Variable Type Description
snippy_cg_snp_matrix File CSV file of core genome pairwise SNP distances between samples, calculated from the final alignment
snippy_concatenated_variants File Concatenated snippy_results file across all samples in the set
snippy_filtered_metadata File TSV recording the columns of the Terra data table that were used in the summarize_data task
snippy_final_alignment File Final alignment (FASTA file) used to generate the tree (either after snippy alignment, gubbins recombination removal, and/or core site selection with SNP-sites)
snippy_final_tree File Newick tree produced from the final alignment. Depending on user input for core_genome, the tree could be a core genome tree (default when core_genome is true) or whole genome tree (if core_genome is false)
snippy_gubbins_branch_stats File CSV file showing https://github.com/nickjcroucher/gubbins/blob/master/docs/gubbins_manual.md#output-statistics for each branch of the tree
snippy_gubbins_docker String Docker file used for running Gubbins
snippy_gubbins_recombination_gff File Recombination statistics in GFF format; these can be viewed in Phandango against the phylogenetic tree
snippy_gubbins_version String Gubbins version used
snippy_iqtree2_docker String Docker file used for running IQTree2
snippy_iqtree2_model_used String Nucleotide substitution model used by IQTree2
snippy_iqtree2_version String IQTree2 version used
snippy_msa_snps_summary File TXT file containing summary statistics for each alignment of each input genome against the reference. This indicates how good the alignment is. Pay particular attention to # unaligned sites, and heterogeneous positions.
snippy_ref File Reference genome (FASTA or GenBank file) used for generating phylogeny
snippy_shared_snp_table File Table illustrating variants shared among samples
snippy_snp_dists_docker String Docker file used for running SNP-dists
snippy_snp_dists_version String SNP-dists version used
snippy_snp_sites_docker String Docker file used for running SNP-sites
snippy_snp_sites_version String SNP-sites version used
snippy_summarized_data File CSV presence/absence matrix generated by the summarize_data task from the list of columns provided; formatted for Phandango if phandango_coloring input is true
snippy_tree_analysis_date String Date of workflow run
snippy_tree_snippy_docker String Docker file used for running Snippy
snippy_tree_snippy_version String Snippy version used
snippy_tree_version String Version of Snippy_Tree workflow
snippy_wg_snp_matrix File CSV file of whole genome pairwise SNP distances between samples, calculated from the final alignment

References

Gubbins: Croucher, Nicholas J., Andrew J. Page, Thomas R. Connor, Aidan J. Delaney, Jacqueline A. Keane, Stephen D. Bentley, Julian Parkhill, and Simon R. Harris. 2015. "Rapid Phylogenetic Analysis of Large Samples of Recombinant Bacterial Whole Genome Sequences Using Gubbins." Nucleic Acids Research 43 (3): e15.

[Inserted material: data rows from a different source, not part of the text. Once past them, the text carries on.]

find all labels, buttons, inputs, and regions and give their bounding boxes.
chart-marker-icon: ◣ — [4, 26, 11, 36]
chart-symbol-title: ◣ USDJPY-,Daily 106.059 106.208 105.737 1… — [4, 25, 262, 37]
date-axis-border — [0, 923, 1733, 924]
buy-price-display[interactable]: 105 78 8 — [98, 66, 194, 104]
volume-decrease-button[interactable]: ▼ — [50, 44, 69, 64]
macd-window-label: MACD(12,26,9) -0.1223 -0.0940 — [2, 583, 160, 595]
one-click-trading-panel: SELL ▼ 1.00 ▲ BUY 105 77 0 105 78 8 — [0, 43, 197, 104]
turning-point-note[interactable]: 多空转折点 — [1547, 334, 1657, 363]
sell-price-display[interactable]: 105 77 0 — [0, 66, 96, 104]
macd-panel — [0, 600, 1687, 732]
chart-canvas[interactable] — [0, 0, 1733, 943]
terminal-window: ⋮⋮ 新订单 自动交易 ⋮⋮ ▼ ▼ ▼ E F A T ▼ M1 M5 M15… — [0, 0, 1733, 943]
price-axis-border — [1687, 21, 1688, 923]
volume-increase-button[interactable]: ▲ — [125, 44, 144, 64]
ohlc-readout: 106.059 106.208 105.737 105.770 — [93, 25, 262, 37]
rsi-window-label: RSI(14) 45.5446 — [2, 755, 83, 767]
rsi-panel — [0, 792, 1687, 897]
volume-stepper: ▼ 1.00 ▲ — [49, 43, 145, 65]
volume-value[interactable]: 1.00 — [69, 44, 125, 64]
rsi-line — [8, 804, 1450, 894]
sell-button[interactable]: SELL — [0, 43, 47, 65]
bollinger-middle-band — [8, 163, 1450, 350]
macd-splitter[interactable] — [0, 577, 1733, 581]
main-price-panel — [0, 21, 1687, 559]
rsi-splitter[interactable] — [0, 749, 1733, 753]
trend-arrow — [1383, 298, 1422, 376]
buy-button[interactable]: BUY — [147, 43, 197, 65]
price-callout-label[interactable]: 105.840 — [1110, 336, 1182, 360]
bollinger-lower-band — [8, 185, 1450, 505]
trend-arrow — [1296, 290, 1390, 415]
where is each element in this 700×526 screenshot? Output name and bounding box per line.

SNP-sites: Page, Andrew J., Ben Taylor, Aidan J. Delaney, Jorge Soares, Torsten Seemann, Jacqueline A. Keane, and Simon R. Harris. 2016. "SNP-Sites: Rapid Efficient Extraction of SNPs from Multi-FASTA Alignments." Microbial Genomics 2 (4): e000056.

IQTree: Nguyen, Lam-Tung, Heiko A. Schmidt, Arndt von Haeseler, and Bui Quang Minh. 2015. "IQ-TREE: A Fast and Effective Stochastic Algorithm for Estimating Maximum-Likelihood Phylogenies." Molecular Biology and Evolution 32 (1): 268–74.